Choose Croatia Airlines if…
- You're flying the Adriatic — Dubrovnik, Split, Zadar, Zagreb — or connecting through a Star Alliance hub, which is what OU's 23-city network exists to do
- Punctuality matters: Croatia's ~80% on-time record (Cirium 2025) beats Brussels' ~76%
- You'll be on the new A220, the freshest, quietest, wifi-equipped aircraft in either fleet
- It's a short hop where a blocked-middle-seat 'business' and a genuine Croatian snack are plenty
Choose Brussels Airlines if…
- You're going to Africa — Brussels' 24 nonstop African cities are the deepest such network in Europe, and OU doesn't fly there at all
- You want a real lie-flat bed: the A330 business class is an actual long-haul product, not a narrow-body middle-seat block
- You value the free-checked-bag carve-out that many long-haul Africa fares still bundle despite the Light rebrand
- You'd enjoy a Michelin-designed (Glen Verhasselt) business menu on the long sectors
Frequently asked questions
Are Croatia Airlines and Brussels Airlines in the same alliance?

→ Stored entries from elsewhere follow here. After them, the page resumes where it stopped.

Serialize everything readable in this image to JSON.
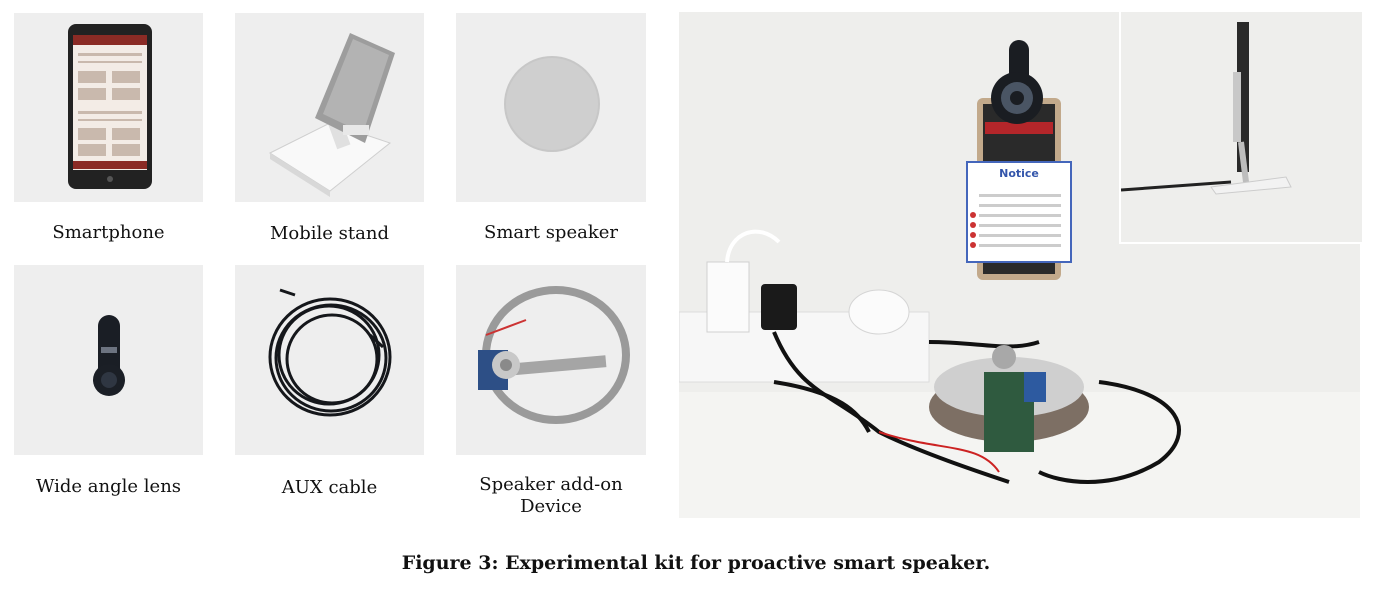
{
  "panels": [
    {
      "caption": "Smartphone"
    },
    {
      "caption": "Mobile stand"
    },
    {
      "caption": "Smart speaker"
    },
    {
      "caption": "Wide angle lens"
    },
    {
      "caption": "AUX cable"
    },
    {
      "caption": "Speaker add-on Device"
    }
  ],
  "notice": {
    "title": "Notice"
  },
  "figure_caption": "Figure 3: Experimental kit for proactive smart speaker."
}
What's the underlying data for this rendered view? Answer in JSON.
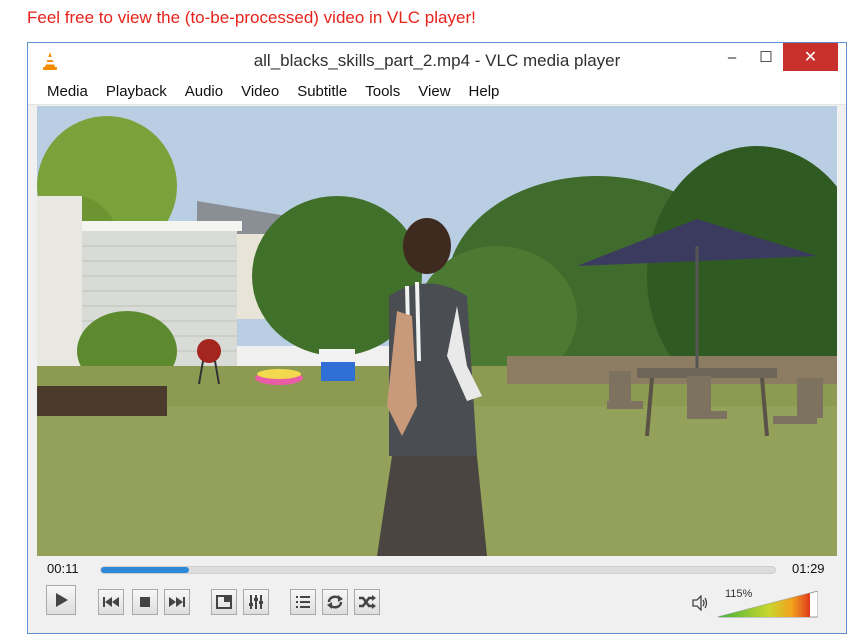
{
  "caption": "Feel free to view the (to-be-processed) video in VLC player!",
  "window": {
    "title": "all_blacks_skills_part_2.mp4 - VLC media player",
    "minimize": "–",
    "maximize": "☐",
    "close": "✕"
  },
  "menu": {
    "items": [
      "Media",
      "Playback",
      "Audio",
      "Video",
      "Subtitle",
      "Tools",
      "View",
      "Help"
    ]
  },
  "playback": {
    "current_time": "00:11",
    "total_time": "01:29",
    "progress": 0.13
  },
  "volume": {
    "label": "115%",
    "level": 1.15
  },
  "colors": {
    "caption": "#e8231b",
    "close_button": "#c7302b",
    "seek_fill": "#2e8ad8",
    "window_border": "#5f8fcf"
  }
}
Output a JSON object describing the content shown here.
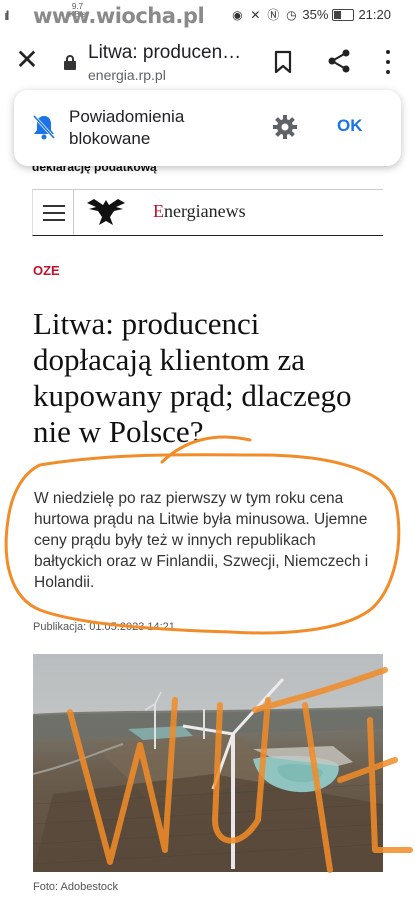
{
  "status_bar": {
    "signal": "ıll",
    "net_speed_value": "9.7",
    "net_speed_unit": "KB/s",
    "battery": "35%",
    "time": "21:20"
  },
  "watermark": "www.wiocha.pl",
  "browser": {
    "tab_title": "Litwa: producen…",
    "domain": "energia.rp.pl"
  },
  "notification": {
    "line1": "Powiadomienia",
    "line2": "blokowane",
    "ok_label": "OK"
  },
  "page_behind_text": "deklarację podatkową",
  "site_header": {
    "brand_first": "E",
    "brand_rest": "nergianews"
  },
  "article": {
    "category": "OZE",
    "headline": "Litwa: producenci dopłacają klientom za kupowany prąd; dlaczego nie w Polsce?",
    "lead": "W niedzielę po raz pierwszy w tym roku cena hurtowa prądu na Litwie była minusowa. Ujemne ceny prądu były też w innych republikach bałtyckich oraz w Finlandii, Szwecji, Niemczech i Holandii.",
    "published": "Publikacja: 01.05.2023 14:21",
    "photo_caption": "Foto: Adobestock"
  },
  "colors": {
    "accent_red": "#c0122e",
    "ok_blue": "#1a73e8",
    "annotation_orange": "#f28c28"
  },
  "icons": [
    "close-icon",
    "lock-icon",
    "bookmark-icon",
    "share-icon",
    "more-vert-icon",
    "bell-off-icon",
    "gear-icon",
    "hamburger-icon",
    "eagle-logo-icon"
  ]
}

Yes. Both are Star Alliance members and both credit to the Miles & More frequent-flyer programme, the Lufthansa-family scheme. You can earn and redeem miles across the two exactly the same way, and Star Alliance Gold gets you lounge access on both — so for points and status there's effectively no difference between them.

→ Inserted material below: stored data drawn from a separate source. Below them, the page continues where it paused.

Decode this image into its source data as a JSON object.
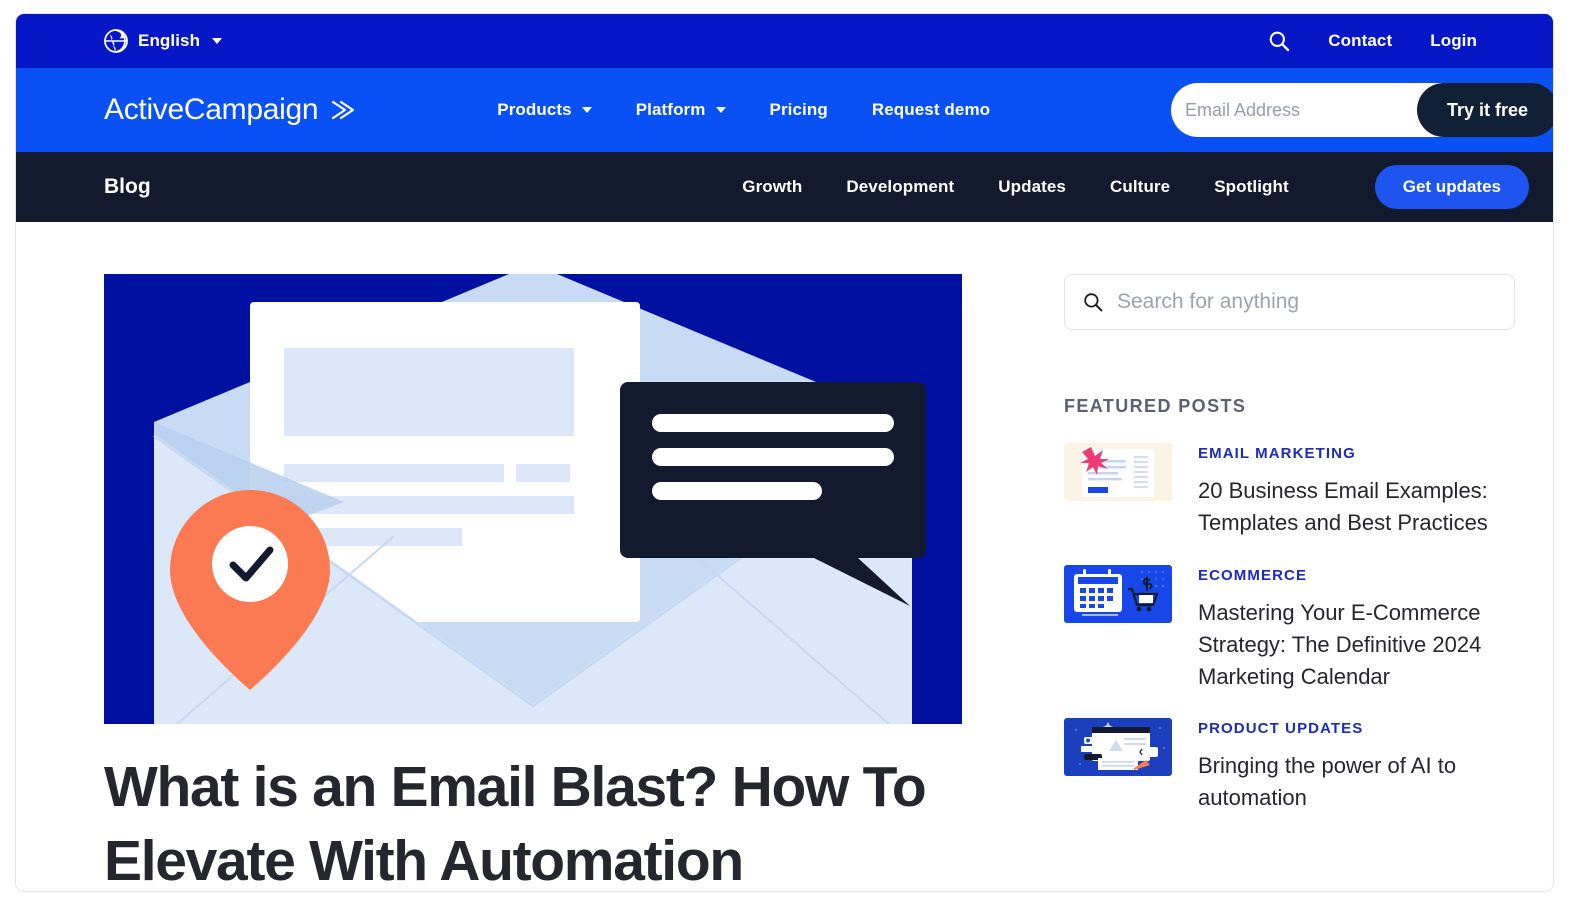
{
  "colors": {
    "utility_bar_bg": "#0517C7",
    "main_nav_bg": "#0A51F5",
    "blog_nav_bg": "#141A2E",
    "hero_bg": "#0010A0",
    "accent_orange": "#FB7A52",
    "accent_blue": "#1E55F0",
    "kicker_blue": "#1A2BBF",
    "dark_navy": "#122037"
  },
  "utility_bar": {
    "globe_icon": "globe-icon",
    "language": "English",
    "language_caret": "chevron-down-icon",
    "search_icon": "search-icon",
    "links": [
      {
        "label": "Contact"
      },
      {
        "label": "Login"
      }
    ]
  },
  "main_nav": {
    "logo_text": "ActiveCampaign",
    "logo_mark": "chevron-double-right-icon",
    "items": [
      {
        "label": "Products",
        "has_caret": true
      },
      {
        "label": "Platform",
        "has_caret": true
      },
      {
        "label": "Pricing",
        "has_caret": false
      },
      {
        "label": "Request demo",
        "has_caret": false
      }
    ],
    "email_placeholder": "Email Address",
    "email_value": "",
    "cta_label": "Try it free"
  },
  "blog_nav": {
    "brand": "Blog",
    "items": [
      {
        "label": "Growth"
      },
      {
        "label": "Development"
      },
      {
        "label": "Updates"
      },
      {
        "label": "Culture"
      },
      {
        "label": "Spotlight"
      }
    ],
    "cta_label": "Get updates"
  },
  "article": {
    "title": "What is an Email Blast? How To Elevate With Automation",
    "hero_illustration": "email-envelope-with-checkmark-pin-and-chat-bubble"
  },
  "sidebar": {
    "search": {
      "icon": "search-icon",
      "placeholder": "Search for anything",
      "value": ""
    },
    "featured_heading": "FEATURED POSTS",
    "featured_posts": [
      {
        "category": "EMAIL MARKETING",
        "title": "20 Business Email Examples: Templates and Best Practices",
        "thumbnail": "email-template-with-pink-starburst"
      },
      {
        "category": "ECOMMERCE",
        "title": "Mastering Your E-Commerce Strategy: The Definitive 2024 Marketing Calendar",
        "thumbnail": "ecommerce-calendar-with-shopping-cart"
      },
      {
        "category": "PRODUCT UPDATES",
        "title": "Bringing the power of AI to automation",
        "thumbnail": "ai-automation-dashboard"
      }
    ]
  }
}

Which airline has a free checked bag on its cheapest fare?
Neither, as a rule. Croatia's 'Light' and Brussels' 'Economy Light' both include only ~8 kg of cabin baggage and no hold luggage. The one exception worth knowing: many of Brussels Airlines' long-haul Africa fares still bundle a 1×23 kg checked bag despite the Lufthansa Group's unbundling. On short-haul, both are hand-only — always price the bag before booking.
Does either airline have lie-flat business class?
Only Brussels Airlines, and only on long-haul. Its A330s carry a proper staggered 1-2-1 / 2-2-1 lie-flat business cabin used to Africa and New York. Croatia Airlines flies only narrow-bodies, so its 'business class' is the European style — an economy seat with the middle seat blocked, now on the pleasant new A220. Comfortable for a short hop, but not a bed.
Which is more reliable / on time?
Croatia Airlines, slightly. Cirium's 2025 annual data puts OU around 80% on-time versus about 76% for Brussels Airlines. A compact Zagreb-based operation is simply easier to keep punctual than a large long-haul network. Neither is a chronic offender, but if a tight connection is on the line, the Croatian carrier has the edge.
Do they offer wifi or a free stopover programme?
Wifi is a weak spot for both. Croatia offers it only on its A220s (free for business class, paid otherwise); Brussels sells pricey broadband and streams entertainment to your own device. Neither has Starlink. And neither runs a Gulf-style free-stopover programme — Miles & More just prices multi-segment award trips per segment past a 24-hour stop. Don't book either expecting a subsidised city-break layover.
Will I ever have to choose between these two on the same route?
Rarely. Croatia Airlines is a 23-destination Adriatic-and-hub regional; Brussels Airlines is a 93-destination long-haul carrier built around Africa and the Atlantic. Their networks barely overlap beyond the Zagreb–Brussels link. In practice you pick by where you're going: OU for Croatia and Star Alliance connections, SN for Africa, North America, and anything long-haul.
Fares, fleet and policy details verified June 2026 and reflect each airline’s cheapest bookable fare unless noted; programmes and rollouts change — always confirm at booking.